Can someone explain to me why int array[3] = {1,2,3} work but
char array[3] = "123" doesn't work?
It printed out " 123( ( " instead of " 123 ".
It say that for char array need another space for null character but doesn't array start from 0 so char array[3] is enough since it actually 4 space. Unless char array actually require 2 space one for null and one for a special character.
int array[3] = {1,2,3}
allocates an array that can hold at most 3 integers and you can access any of them using the following ways:
array[0]
array[1]
array[2]
Here:
char array[3] = "123"
"123" consist of 4 bytes. The characters in the string literal ends with a NUL-terminator. But you allocate 3 bytes and can atmost hold 2 characters (+1 for the NUL-terminator). So, when you initialize the array with it, the '\0' is not written as there is no space.

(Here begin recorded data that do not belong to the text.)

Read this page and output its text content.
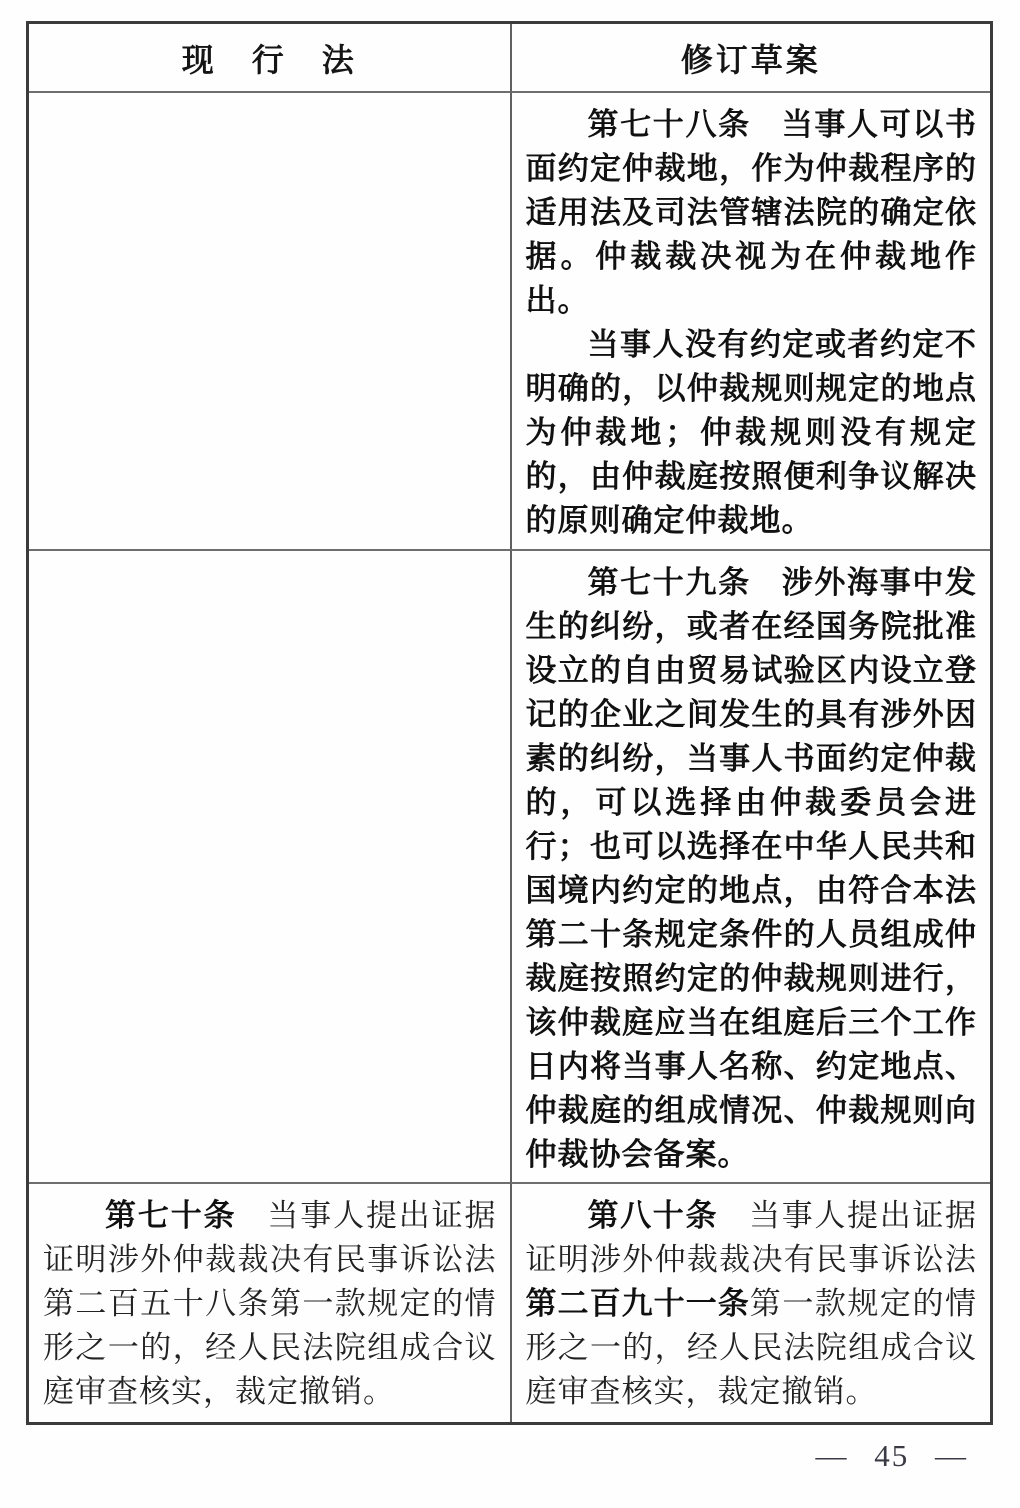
现　行　法	修订草案

第七十八条 当事人可以书面约定仲裁地，作为仲裁程序的适用法及司法管辖法院的确定依据。仲裁裁决视为在仲裁地作出。

当事人没有约定或者约定不明确的，以仲裁规则规定的地点为仲裁地；仲裁规则没有规定的，由仲裁庭按照便利争议解决的原则确定仲裁地。

第七十九条 涉外海事中发生的纠纷，或者在经国务院批准设立的自由贸易试验区内设立登记的企业之间发生的具有涉外因素的纠纷，当事人书面约定仲裁的，可以选择由仲裁委员会进行；也可以选择在中华人民共和国境内约定的地点，由符合本法第二十条规定条件的人员组成仲裁庭按照约定的仲裁规则进行，该仲裁庭应当在组庭后三个工作日内将当事人名称、约定地点、仲裁庭的组成情况、仲裁规则向仲裁协会备案。

第七十条 当事人提出证据证明涉外仲裁裁决有民事诉讼法第二百五十八条第一款规定的情形之一的，经人民法院组成合议庭审查核实，裁定撤销。

第八十条 当事人提出证据证明涉外仲裁裁决有民事诉讼法第二百九十一条第一款规定的情形之一的，经人民法院组成合议庭审查核实，裁定撤销。

— 45 —
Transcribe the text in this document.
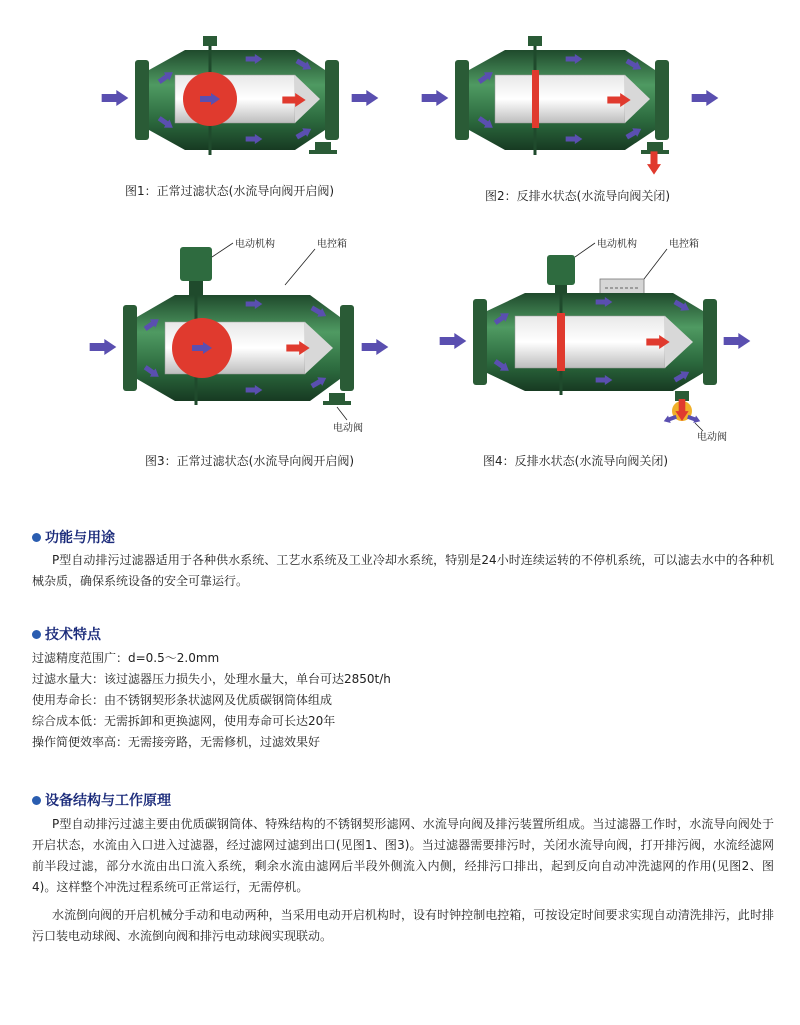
图1：正常过滤状态(水流导向阀开启阀)	图2：反排水状态(水流导向阀关闭)
电动机构	电控箱
电动阀
图3：正常过滤状态(水流导向阀开启阀)
电动机构	电控箱
电动阀
图4：反排水状态(水流导向阀关闭)
功能与用途
P型自动排污过滤器适用于各种供水系统、工艺水系统及工业冷却水系统，特别是24小时连续运转的不停机系统，可以滤去水中的各种机械杂质，确保系统设备的安全可靠运行。
技术特点
过滤精度范围广：d=0.5～2.0mm
过滤水量大：该过滤器压力损失小，处理水量大，单台可达2850t/h
使用寿命长：由不锈钢契形条状滤网及优质碳钢筒体组成
综合成本低：无需拆卸和更换滤网，使用寿命可长达20年
操作简便效率高：无需接旁路，无需修机，过滤效果好
设备结构与工作原理
P型自动排污过滤主要由优质碳钢筒体、特殊结构的不锈钢契形滤网、水流导向阀及排污装置所组成。当过滤器工作时，水流导向阀处于开启状态，水流由入口进入过滤器，经过滤网过滤到出口(见图1、图3)。当过滤器需要排污时，关闭水流导向阀，打开排污阀，水流经滤网前半段过滤，部分水流由出口流入系统，剩余水流由滤网后半段外侧流入内侧，经排污口排出，起到反向自动冲洗滤网的作用(见图2、图4)。这样整个冲洗过程系统可正常运行，无需停机。
水流倒向阀的开启机械分手动和电动两种，当采用电动开启机构时，设有时钟控制电控箱，可按设定时间要求实现自动清洗排污，此时排污口装电动球阀、水流倒向阀和排污电动球阀实现联动。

When you print this using %s in a printf, it invokes Undefined behavior as %s prints everything until a NUL-terminator. So, the printf goes on reading values from invalid memory locations until a '\0'. Anything can happen when you do this. You might see random garbage getting outputted, crashes, segmentation faults etc. Basically, you should never rely on this behavior, even if it seemed to have "worked" as expected.
but doesn't array start from 0
Yes
so
char array[3]is enough since it actually 4 space
Wrong. The valid indices for char array[3] are
array[0]
array[1]
array[2]
accessing array[3] is wrong and it invokes Undefined Behavior.
Fix the issue by using
char array[4] = "123";
or better:
char array[] = "123";
The empty brackets tell the compiler to determine the size of the array.
array[3] certainly is undefined behavior, but the initialization of array itself is well-defined such that the initialization of array above is equivalent to char array[] = { '1', '2', '3' };. Room for the null terminator is not requisite. On the other hand, char array[3] = "1234"; is undefined since "No initializer shall attempt to provide a value for an object not contained within the entity being initialized" (C11 draft N1570 6.7.9p2), meaning that array is too small to contain the 4 elements { '1', '2', '3', '4' }. 6.7.9p32 of N1570 expresses the intended behavior.
'\0' is not supplied?When declaring an array in c, char array[3] will yield 3 chars not 4 like you suggested in your question. You do need space for a null character at the end of a string so you need char array[4] in this case.